For a little over four years I did not have to worry much about my cell phone bills. I could talk to my heart’s content up to Rs 650 a month of talk time. However, I never reached that figure not that I talk very much. With just a few colleagues, friends and the family to talk with regularly my phone bill did not cross four hundred rupees a month, something which the government should thank me for. But instead, last week as I said earlier even that facility was withdrawn. We were told about it almost a month before but I did not much bothered to get a personal SIM card.

On Friday last I applied for a BSNL connection since I was impressed by their service. Another reason was that it happens to be a government enterprise and also since I feel that we government types should encourage each other. The lady at the counter told me that my connection would be activated by evening but it did not happen. Today happens to be Monday and as of writing this I am still waiting. I am resigned to being connected sometime on Tuesday, that is, if the lady remembers manages to locate my application.

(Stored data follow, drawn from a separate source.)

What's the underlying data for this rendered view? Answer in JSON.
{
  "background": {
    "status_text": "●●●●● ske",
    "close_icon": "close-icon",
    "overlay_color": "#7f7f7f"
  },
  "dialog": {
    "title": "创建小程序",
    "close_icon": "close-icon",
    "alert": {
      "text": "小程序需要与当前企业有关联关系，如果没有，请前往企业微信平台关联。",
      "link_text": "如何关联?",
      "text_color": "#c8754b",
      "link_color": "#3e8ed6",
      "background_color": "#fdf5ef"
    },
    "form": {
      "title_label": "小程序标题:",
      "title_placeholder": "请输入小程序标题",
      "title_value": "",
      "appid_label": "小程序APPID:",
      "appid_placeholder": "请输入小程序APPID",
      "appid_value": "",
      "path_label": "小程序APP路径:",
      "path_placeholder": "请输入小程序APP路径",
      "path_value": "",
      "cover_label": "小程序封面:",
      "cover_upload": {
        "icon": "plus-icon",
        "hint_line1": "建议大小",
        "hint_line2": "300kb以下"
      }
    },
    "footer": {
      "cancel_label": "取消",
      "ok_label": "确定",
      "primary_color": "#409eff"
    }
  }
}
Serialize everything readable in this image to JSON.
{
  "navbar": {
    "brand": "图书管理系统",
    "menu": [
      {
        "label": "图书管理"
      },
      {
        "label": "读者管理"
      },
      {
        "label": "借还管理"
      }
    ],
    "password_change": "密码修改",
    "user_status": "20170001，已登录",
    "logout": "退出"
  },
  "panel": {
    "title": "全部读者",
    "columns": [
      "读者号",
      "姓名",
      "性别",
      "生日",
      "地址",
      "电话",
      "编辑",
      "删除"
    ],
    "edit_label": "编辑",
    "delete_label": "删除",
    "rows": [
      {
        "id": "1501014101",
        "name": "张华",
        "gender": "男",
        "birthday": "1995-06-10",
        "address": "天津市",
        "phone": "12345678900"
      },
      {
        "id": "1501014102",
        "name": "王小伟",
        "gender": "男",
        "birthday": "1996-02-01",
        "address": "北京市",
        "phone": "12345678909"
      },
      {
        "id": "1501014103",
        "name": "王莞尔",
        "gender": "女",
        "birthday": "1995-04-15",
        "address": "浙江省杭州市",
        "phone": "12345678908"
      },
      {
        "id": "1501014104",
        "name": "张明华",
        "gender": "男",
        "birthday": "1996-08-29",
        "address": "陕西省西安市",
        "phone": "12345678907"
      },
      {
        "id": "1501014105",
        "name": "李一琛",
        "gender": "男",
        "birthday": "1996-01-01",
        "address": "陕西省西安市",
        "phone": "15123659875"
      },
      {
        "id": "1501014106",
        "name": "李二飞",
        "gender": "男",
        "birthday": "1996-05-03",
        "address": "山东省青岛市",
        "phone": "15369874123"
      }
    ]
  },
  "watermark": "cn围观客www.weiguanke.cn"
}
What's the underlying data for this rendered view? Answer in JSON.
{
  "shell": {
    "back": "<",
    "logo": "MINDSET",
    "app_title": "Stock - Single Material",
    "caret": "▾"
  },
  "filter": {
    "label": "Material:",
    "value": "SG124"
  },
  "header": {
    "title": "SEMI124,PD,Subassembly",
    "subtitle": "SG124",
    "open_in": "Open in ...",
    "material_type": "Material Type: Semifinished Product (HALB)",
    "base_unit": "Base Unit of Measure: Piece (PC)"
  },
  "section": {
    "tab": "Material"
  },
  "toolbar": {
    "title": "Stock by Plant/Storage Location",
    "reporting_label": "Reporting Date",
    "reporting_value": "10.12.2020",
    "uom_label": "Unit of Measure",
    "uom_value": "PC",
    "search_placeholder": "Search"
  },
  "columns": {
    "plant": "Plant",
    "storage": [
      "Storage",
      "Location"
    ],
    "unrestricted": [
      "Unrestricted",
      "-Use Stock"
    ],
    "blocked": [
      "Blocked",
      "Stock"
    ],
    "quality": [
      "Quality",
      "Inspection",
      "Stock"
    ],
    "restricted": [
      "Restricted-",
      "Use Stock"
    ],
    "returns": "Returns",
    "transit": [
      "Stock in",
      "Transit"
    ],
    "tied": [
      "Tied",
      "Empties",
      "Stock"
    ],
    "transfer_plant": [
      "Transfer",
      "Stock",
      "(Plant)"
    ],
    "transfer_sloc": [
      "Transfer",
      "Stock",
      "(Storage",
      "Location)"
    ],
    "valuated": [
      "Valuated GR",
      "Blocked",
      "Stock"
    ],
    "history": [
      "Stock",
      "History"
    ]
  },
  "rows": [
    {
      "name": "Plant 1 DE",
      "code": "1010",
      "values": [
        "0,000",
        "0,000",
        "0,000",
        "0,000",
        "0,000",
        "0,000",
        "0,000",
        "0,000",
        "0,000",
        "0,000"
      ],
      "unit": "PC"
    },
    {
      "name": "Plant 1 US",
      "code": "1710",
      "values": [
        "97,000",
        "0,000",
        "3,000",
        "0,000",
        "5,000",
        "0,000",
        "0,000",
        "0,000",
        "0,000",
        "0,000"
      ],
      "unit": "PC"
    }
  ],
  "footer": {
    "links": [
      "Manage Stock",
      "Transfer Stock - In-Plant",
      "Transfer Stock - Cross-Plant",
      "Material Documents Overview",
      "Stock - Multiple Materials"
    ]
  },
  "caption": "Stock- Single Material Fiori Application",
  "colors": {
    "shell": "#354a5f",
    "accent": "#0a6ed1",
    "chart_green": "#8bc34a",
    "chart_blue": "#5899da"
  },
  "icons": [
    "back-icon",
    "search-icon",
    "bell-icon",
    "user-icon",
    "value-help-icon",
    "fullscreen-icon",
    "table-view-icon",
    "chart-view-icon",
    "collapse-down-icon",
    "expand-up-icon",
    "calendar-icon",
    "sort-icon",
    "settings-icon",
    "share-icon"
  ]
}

I’m in no way handicapped by the absence of the mobile phone facility and am actually happy about it. However I cannot get over the feeling that half the world is trying to get in touch with me so I was slightly anxious. The delay in getting connected got on my nerves after a while and I started cribbing about it to everyone I came across. But it appears the mistake is all mine and I’ve learnt about it just now. Incredibly enough, even as I was writing this post I got a call from the BSNL lady on the landline saying that she had activated my phone long time back. Turns out, I had to switch off the phone once and switch it on for the SIM to connect to the network. No wonder I got a job in the government.

My Tax Problems

Out of the several things I am not good at, managing money (mine, that is) happens to be one. It is the prime reason why I am not able to make it to the Forbes list of World’s Richest Individuals. Not that I am not trying. But what I am really good at is making others rich, that is, putting my money into their pockets, especially the government’s. Out of the thousands of lakhs of rupees that the Government of India hopes to earn as taxes, exactly Rs 11,800 happens to be my contribution. One would get a good idea of how good I am at managing my finances if I reveal that this month I had to cough up Rs 11800 as Income Tax. It happens to be a little less than half of what flows into my salary account every month. It also means that I have to make a lot of sacrifices on the financial front if I am to make both ends meet during this month. So no books, new ones that is, in March. No weekly dinners at the Grand Kakatiya either. I was only joking about the dinners but want to be serious about the books, really.

…and My Spending Problems

However it hasn’t deterred me from buying a brand new book, something I rarely do, from a book store I happened to visit yesterday. At the Landmark at Banjara Hills I picked up Biswanath Ghosh’s ‘Chai, Chai’ that I had been planning to buy since a long time. Luckily, the book was in a list of bestsellers on sale at 25% discount. So I got the book originally priced at Rs 250 for Rs 188. Bishwanath Ghosh also happens to be a fountain pen aficionado which was what made me read his blog after reading his column in ‘The New Indian Express’ where he used to work earlier. His is one of the few blogs I read regularly. Here’s the link

AN ANNOUNCEMENT

On Friday, 5th March Hari is launching his second novel titled ‘If You Love Someone’ at Landmark in Banjara Hills at 6-30 PM. The book is being launched by Gunnam Gangaraju (producer and director of Telugu movies) and Indraganti Mohana Krishna (Director of ‘Ashta Chemma). Those in Hyderabad reading this blog are welcome to the launch.